I don't see how what I have written precludes American soldiers in any way from their obligation to protect themselves from injury, because they too, have fathers and mothers, wives and children waiting back for their safe return in the United States. I believe that I have made it clear that I am just as interested in their welfare as you are, David. And I do not say that, hypocritically.

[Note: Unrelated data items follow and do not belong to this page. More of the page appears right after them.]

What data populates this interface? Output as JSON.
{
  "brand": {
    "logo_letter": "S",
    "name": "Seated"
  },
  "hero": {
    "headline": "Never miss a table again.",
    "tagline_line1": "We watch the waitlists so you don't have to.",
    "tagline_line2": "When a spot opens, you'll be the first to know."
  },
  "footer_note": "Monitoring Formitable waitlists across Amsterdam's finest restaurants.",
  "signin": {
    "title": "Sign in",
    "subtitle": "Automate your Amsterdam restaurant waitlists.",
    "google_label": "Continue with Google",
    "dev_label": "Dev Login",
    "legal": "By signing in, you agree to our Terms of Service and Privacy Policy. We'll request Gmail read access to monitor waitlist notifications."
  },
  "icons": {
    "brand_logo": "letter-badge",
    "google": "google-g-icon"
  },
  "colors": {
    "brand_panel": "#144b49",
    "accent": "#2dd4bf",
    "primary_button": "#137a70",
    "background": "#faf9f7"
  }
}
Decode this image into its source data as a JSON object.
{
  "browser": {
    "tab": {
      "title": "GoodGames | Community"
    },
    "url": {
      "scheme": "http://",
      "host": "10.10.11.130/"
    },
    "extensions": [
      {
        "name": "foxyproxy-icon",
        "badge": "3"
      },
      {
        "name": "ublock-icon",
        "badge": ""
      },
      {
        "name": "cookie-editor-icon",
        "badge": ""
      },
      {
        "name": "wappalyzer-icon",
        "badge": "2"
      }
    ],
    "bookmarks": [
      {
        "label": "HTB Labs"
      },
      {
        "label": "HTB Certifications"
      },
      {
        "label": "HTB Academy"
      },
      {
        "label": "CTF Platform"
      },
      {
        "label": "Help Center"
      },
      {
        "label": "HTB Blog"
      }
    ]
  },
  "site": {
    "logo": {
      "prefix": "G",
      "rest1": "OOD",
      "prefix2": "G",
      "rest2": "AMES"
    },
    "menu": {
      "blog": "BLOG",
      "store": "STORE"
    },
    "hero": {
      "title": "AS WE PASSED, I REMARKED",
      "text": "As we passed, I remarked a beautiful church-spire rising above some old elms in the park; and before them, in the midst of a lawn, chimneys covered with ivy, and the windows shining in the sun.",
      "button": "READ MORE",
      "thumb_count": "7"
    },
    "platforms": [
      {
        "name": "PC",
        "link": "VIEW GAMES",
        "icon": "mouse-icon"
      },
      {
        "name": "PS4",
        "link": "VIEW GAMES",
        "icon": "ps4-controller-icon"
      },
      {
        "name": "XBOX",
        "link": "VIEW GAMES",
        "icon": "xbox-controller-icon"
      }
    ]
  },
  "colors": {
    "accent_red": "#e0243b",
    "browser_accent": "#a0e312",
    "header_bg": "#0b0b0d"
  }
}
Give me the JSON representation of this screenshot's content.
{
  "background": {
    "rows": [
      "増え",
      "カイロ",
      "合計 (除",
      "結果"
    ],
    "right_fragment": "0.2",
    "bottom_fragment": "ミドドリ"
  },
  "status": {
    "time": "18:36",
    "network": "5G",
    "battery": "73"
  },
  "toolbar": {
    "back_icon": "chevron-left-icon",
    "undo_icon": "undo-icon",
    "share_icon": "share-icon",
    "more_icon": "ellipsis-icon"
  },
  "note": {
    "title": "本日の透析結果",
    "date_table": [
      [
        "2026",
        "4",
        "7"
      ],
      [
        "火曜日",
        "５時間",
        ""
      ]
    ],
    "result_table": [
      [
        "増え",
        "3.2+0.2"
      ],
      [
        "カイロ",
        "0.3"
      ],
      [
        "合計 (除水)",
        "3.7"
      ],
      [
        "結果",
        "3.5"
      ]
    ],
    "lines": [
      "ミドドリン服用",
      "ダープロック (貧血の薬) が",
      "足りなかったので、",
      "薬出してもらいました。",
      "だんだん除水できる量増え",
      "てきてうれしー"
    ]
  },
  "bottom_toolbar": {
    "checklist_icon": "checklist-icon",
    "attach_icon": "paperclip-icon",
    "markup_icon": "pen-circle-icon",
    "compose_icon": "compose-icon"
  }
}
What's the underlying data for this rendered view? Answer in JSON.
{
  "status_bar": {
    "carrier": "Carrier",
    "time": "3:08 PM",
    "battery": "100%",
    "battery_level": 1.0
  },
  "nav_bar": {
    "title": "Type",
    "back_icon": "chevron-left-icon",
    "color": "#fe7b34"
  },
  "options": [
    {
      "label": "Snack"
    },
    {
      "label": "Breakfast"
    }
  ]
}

[quote]In some of the other posts read here, it is encouraging that people address constructively the current needs of the Haitian people and their many problems.[/quote]
Sorry if I fail the mark in your point of view! But I do believe that I have dedicated myself to address constructively the current needs of the Haitian people and their many problems (to my
limited abilities... that's for sure. Men se pa yon sèl dwèt ki manje kalalou.)